Timeline of L-Si project:

Timeline of L-Si project

To prove the feasibility of L-Si, we fabricated a test chip in 130 nm CMOS process with HfO2 RRAM – the first real-chip demonstration for general purpose in-memory computing using RRAM.

Die Photo and Chip Characteristics of L-Si:

Die Photo and Chip Characteristics of L-Si

With proposed system support, we evaluated a broad class of legacy and emerging machine learning workloads. Our measurement confirmed the chip operates reliably at low voltage of 650 mV when running these workloads. It achieves 60.9 TOPS/W in performing neural network inferences and 480 GOPS/W in performing high-dimensional similarity search (a key big data application) at nominal voltage supply of 1.2V, showing > 3x and ~100x power efficiency improvement over the state-of-the-art domain-specific CMOS-/RRAM-based accelerators without sacrificing the programmability. In addition, it outperforms the latest nonvolatile FPGA in energy efficiency by > 3x in general compute-intensive applications. As L-Si is a fundamental new computing technology, moving further, we will explore how to scale it up to warehouse computers and scale it down to IoT devices by further specializing the software/hardware stacks.

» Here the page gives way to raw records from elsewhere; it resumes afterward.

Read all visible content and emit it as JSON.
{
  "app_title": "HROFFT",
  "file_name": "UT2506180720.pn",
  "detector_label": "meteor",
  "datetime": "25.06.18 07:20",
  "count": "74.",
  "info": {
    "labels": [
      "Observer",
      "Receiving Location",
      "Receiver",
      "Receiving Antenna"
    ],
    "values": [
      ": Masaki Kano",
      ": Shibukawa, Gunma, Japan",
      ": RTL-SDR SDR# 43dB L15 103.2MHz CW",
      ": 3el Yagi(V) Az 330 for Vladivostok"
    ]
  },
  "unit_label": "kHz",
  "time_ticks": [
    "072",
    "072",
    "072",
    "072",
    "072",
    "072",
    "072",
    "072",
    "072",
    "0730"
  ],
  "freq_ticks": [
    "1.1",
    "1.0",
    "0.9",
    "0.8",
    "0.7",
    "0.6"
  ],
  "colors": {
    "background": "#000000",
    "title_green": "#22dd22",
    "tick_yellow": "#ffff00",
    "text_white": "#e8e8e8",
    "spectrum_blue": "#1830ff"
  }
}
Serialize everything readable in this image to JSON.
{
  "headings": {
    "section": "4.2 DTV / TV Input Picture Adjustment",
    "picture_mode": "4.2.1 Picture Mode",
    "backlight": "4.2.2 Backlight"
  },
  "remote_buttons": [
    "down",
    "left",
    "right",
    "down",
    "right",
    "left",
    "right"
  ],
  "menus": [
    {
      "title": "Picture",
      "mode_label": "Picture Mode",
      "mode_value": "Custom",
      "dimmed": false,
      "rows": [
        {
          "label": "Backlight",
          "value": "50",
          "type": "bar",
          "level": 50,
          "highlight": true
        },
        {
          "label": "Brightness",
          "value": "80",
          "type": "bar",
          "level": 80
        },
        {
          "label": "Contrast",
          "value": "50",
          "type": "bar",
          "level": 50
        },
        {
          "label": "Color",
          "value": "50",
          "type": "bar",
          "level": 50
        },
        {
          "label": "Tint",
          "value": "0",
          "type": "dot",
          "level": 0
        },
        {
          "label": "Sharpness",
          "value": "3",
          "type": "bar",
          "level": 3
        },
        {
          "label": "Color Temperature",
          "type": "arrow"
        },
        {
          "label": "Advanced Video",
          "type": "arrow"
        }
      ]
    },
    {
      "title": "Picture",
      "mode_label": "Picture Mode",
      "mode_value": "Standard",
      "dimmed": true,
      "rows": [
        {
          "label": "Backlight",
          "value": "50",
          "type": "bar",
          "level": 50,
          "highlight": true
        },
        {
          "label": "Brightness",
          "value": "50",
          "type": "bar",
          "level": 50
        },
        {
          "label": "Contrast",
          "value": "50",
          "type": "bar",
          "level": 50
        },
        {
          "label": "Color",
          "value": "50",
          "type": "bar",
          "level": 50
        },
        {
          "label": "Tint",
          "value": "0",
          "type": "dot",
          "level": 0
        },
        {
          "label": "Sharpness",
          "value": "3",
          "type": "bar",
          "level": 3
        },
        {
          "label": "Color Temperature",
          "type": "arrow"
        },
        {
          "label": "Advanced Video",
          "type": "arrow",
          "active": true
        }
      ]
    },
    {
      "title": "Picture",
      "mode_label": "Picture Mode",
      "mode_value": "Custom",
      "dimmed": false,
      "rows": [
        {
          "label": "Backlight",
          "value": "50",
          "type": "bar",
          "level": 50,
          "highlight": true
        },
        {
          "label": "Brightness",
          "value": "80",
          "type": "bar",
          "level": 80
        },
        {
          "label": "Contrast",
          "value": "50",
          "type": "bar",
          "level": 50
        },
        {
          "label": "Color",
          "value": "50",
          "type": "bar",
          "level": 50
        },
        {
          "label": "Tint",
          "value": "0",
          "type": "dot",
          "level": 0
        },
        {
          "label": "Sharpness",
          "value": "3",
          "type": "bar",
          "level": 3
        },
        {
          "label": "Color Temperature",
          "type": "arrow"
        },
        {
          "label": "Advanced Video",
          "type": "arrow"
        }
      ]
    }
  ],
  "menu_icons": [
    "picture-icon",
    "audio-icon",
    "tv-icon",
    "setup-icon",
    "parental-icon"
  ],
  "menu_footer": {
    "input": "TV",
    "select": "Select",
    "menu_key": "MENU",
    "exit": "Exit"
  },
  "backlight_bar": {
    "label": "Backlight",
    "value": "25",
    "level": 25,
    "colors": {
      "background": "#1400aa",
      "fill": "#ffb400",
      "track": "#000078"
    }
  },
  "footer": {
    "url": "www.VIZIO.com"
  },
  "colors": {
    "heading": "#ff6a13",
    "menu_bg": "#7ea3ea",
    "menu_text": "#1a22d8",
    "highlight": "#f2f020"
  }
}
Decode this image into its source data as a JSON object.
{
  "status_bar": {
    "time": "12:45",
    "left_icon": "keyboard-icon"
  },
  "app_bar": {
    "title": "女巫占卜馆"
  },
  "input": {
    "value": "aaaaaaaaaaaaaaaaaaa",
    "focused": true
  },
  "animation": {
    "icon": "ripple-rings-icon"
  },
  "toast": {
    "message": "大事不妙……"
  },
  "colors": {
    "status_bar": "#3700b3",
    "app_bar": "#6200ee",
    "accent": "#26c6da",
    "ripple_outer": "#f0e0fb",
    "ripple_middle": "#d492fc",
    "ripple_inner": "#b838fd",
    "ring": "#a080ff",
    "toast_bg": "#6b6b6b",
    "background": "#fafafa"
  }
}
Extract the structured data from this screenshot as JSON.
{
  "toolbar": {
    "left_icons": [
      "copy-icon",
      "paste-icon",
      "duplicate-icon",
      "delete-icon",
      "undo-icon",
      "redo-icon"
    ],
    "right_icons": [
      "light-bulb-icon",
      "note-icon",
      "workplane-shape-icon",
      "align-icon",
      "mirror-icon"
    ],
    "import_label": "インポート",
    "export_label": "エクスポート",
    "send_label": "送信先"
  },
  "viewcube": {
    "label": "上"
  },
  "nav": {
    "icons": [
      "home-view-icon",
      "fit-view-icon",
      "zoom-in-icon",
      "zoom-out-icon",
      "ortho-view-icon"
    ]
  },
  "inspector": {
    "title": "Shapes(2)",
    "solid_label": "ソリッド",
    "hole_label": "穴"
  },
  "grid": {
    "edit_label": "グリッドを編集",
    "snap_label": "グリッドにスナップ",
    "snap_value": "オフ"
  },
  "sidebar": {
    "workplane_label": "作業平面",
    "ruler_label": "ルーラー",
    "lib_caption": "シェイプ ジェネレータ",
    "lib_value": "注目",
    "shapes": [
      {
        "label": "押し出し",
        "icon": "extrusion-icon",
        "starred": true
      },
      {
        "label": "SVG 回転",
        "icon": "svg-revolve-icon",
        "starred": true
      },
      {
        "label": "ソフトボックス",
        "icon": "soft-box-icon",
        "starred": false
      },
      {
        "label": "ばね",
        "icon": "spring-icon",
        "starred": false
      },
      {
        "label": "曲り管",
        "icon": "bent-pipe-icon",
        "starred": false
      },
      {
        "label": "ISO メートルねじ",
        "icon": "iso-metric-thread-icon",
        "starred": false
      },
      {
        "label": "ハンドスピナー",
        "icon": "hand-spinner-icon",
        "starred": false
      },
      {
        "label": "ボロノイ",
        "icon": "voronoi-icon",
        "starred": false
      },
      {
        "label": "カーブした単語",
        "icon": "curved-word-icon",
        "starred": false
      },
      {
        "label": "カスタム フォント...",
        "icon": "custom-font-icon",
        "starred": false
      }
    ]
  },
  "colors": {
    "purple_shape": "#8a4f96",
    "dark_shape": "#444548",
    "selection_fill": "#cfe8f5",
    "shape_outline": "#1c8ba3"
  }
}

Comparing L-Si with State-of-the-Art:

Comparing L-Si with State-of-the-Art

Two-Dimensional Associative Processor

The research project, titled “Associative In-Memory Graph Processing Paradigm: Towards Tera-TEPS Graph Traversal In a Box“, won the NSF CAREER Award in 2018. In this research, we developed a radically new computing paradigm, namely two-dimensional associative processing (2D AP) to further advance our previous FPGA-based graph processing architectures and fundamentally address their limitations. Mathematically, 2D AP is a new general-purpose computing model that exploits an extra dimension of parallelism (both intra-word and inter-word parallelism) to accelerate computation as compared with traditional AP which only exploit inter-word parallelism. It is particularly beneficial for massive-scale graph processing. For the first time, we provide a theoretical proof that 2D AP is inherently more efficient as measured by “architecturally determined complexity” in runtime/area/energy than both von Neumann architecture and traditional AP paradigm in performing graph computation. We also provide detailed micro-architectures and circuits to best implement the proposed computing model, with domain-special language support. A preliminary published version of 2D AP [Khoram2018CAL] was recognized as best of CAL (IEEE Computer Architecture Letters) in 2018.